Veel Nederlanders hebben de beroemde spaarhypotheek waarmee (met eventuele extra inleg) een potje gevormd wordt. Aan het einde van de looptijd van dit potje wordt de hypotheek (deels) afgelost. Dit lijkt een goed verhaal en iedereen denkt zijn financiën goed voor elkaar te hebben. Echter…bent u op de hoogte van het feit dat uw potje waarschijnlijk helemaal niet bij uw eigen bank is ondergebracht?
Dit “zekere” potje staat geparkeerd bij een verzekeraar en daar ligt het grote -eerste- risico al, verzekeraars vallen niet onder de depositogarantieregeling*.

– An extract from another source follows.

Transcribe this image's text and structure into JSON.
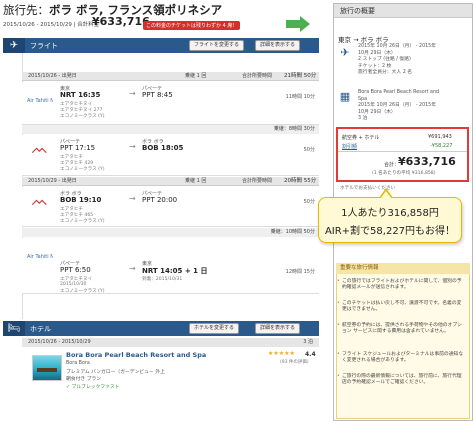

Maak je spaarhypotheek veilig!
Breng in overleg met uw bank in ieder geval dit potje onder bij uw eigen bank, want dan valt het wel onder het depositostelsel.

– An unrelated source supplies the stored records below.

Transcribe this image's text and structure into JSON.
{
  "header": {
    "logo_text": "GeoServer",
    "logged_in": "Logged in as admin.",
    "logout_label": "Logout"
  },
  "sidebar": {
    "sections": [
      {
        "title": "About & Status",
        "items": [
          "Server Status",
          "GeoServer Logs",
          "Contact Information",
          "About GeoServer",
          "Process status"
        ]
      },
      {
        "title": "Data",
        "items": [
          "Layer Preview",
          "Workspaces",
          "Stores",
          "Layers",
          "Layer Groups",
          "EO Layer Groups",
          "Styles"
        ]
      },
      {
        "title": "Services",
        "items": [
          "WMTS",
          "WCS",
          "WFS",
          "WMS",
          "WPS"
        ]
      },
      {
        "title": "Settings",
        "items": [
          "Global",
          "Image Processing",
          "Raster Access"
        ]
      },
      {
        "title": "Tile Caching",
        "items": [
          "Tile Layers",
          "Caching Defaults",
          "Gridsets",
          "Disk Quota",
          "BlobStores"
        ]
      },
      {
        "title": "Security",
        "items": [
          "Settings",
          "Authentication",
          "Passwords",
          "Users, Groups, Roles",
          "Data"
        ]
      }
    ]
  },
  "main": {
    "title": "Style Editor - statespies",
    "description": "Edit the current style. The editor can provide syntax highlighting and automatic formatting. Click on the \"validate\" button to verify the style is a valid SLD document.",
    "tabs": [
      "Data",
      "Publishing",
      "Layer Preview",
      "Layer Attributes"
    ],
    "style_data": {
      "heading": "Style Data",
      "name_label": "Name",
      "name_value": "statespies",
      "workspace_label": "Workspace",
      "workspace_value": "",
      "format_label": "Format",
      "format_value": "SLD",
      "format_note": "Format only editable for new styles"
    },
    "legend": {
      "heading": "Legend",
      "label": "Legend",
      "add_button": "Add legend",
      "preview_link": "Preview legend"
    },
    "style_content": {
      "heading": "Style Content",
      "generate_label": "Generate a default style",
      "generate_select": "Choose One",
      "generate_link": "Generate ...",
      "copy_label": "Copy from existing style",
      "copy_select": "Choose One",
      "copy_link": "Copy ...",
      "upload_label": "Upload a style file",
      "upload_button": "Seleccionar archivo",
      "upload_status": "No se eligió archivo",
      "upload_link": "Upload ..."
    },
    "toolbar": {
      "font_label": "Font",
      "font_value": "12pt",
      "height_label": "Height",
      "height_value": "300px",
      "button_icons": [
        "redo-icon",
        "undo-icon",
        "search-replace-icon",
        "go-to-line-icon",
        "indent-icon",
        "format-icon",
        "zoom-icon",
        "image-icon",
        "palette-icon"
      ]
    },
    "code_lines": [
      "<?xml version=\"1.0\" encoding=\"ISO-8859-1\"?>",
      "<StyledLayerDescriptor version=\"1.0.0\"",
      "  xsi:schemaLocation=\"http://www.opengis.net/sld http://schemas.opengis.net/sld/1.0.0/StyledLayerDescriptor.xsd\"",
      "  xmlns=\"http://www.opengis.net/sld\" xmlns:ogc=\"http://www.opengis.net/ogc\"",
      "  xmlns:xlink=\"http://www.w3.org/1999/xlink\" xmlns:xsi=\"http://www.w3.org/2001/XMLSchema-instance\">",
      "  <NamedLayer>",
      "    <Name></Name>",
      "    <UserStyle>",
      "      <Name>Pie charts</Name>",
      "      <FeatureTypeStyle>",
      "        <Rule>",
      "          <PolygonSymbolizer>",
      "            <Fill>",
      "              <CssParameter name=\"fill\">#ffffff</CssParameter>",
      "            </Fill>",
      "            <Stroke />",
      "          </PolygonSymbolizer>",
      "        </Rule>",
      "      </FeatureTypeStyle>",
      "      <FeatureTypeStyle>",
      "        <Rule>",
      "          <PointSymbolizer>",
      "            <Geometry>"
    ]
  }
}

We leven in een dusdanig vreemde financiële periode, waarin centrale bankiers alle problemen menen weg te kunnen printen. Alleen dat is al genoeg om zekerheden in te bouwen in plaats van “veilige potjes” onveilig te stallen bij een verzekeraar.
Wij zijn erg benieuwd hoe uw adviseur gaat reageren op uw verhaal en verzoek.

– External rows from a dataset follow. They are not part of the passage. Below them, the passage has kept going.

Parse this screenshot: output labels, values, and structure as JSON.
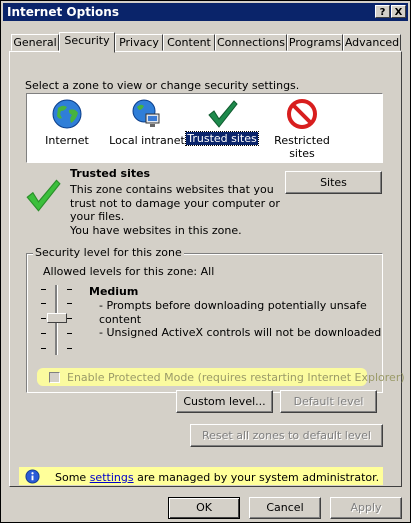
{
  "window": {
    "title": "Internet Options",
    "help_button": "?",
    "close_button": "X"
  },
  "tabs": [
    {
      "label": "General",
      "active": false
    },
    {
      "label": "Security",
      "active": true
    },
    {
      "label": "Privacy",
      "active": false
    },
    {
      "label": "Content",
      "active": false
    },
    {
      "label": "Connections",
      "active": false
    },
    {
      "label": "Programs",
      "active": false
    },
    {
      "label": "Advanced",
      "active": false
    }
  ],
  "zones": {
    "prompt": "Select a zone to view or change security settings.",
    "items": [
      {
        "label": "Internet",
        "icon": "globe-icon",
        "selected": false
      },
      {
        "label": "Local intranet",
        "icon": "intranet-icon",
        "selected": false
      },
      {
        "label": "Trusted sites",
        "icon": "checkmark-icon",
        "selected": true
      },
      {
        "label": "Restricted sites",
        "icon": "restricted-icon",
        "selected": false
      }
    ]
  },
  "zone_info": {
    "title": "Trusted sites",
    "description_lines": [
      "This zone contains websites that you",
      "trust not to damage your computer or",
      "your files.",
      "You have websites in this zone."
    ],
    "sites_button": "Sites"
  },
  "security_level": {
    "group_title": "Security level for this zone",
    "allowed_levels": "Allowed levels for this zone: All",
    "level_name": "Medium",
    "level_value": "Medium",
    "details": [
      "- Prompts before downloading potentially unsafe",
      "content",
      "- Unsigned ActiveX controls will not be downloaded"
    ],
    "protected_mode_label": "Enable Protected Mode (requires restarting Internet Explorer)",
    "protected_mode_checked": false,
    "custom_level_button": "Custom level...",
    "default_level_button": "Default level"
  },
  "reset_button": "Reset all zones to default level",
  "admin_notice": {
    "prefix": "Some ",
    "link": "settings",
    "suffix": " are managed by your system administrator."
  },
  "footer": {
    "ok": "OK",
    "cancel": "Cancel",
    "apply": "Apply"
  },
  "colors": {
    "titlebar": "#0a246a",
    "face": "#d4d0c8",
    "highlight_yellow": "#ffff9a",
    "link": "#0000cc",
    "selection": "#0a246a"
  }
}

*Depositogarantieregeling:
Voor verzekeringen geldt geen depositogarantieregeling, zoals die geldt voor banken. Deze regeling is ingesteld voor de bescherming van rekeninghouders bij een faillissement van de bank. Als een bank failliet gaat, heeft elke rekeninghouder namelijk de zekerheid dat hij het tegoed van zijn bankrekening terugkrijgt van de De Nederlandse Bank (DNB). Deze regel geldt tot maximaal € 100.000,- en heet de depositogarantieregeling. Iets dergelijks heeft de DNB dus niet ingesteld voor verzekeraars.
Faillissement
Bij een faillissement gelden de regels van de Faillissementswet. Dan zijn de eventueel opgebouwde polis-tegoeden en mogelijke rechten van verzekeringnemers niet zeker.
Bronnen:
- Herstelplan: art. 3:132 e.v. Wft en Besluit bijzondere prudentiële maatregelen, beleggerscompensatie en depositogarantie Wft.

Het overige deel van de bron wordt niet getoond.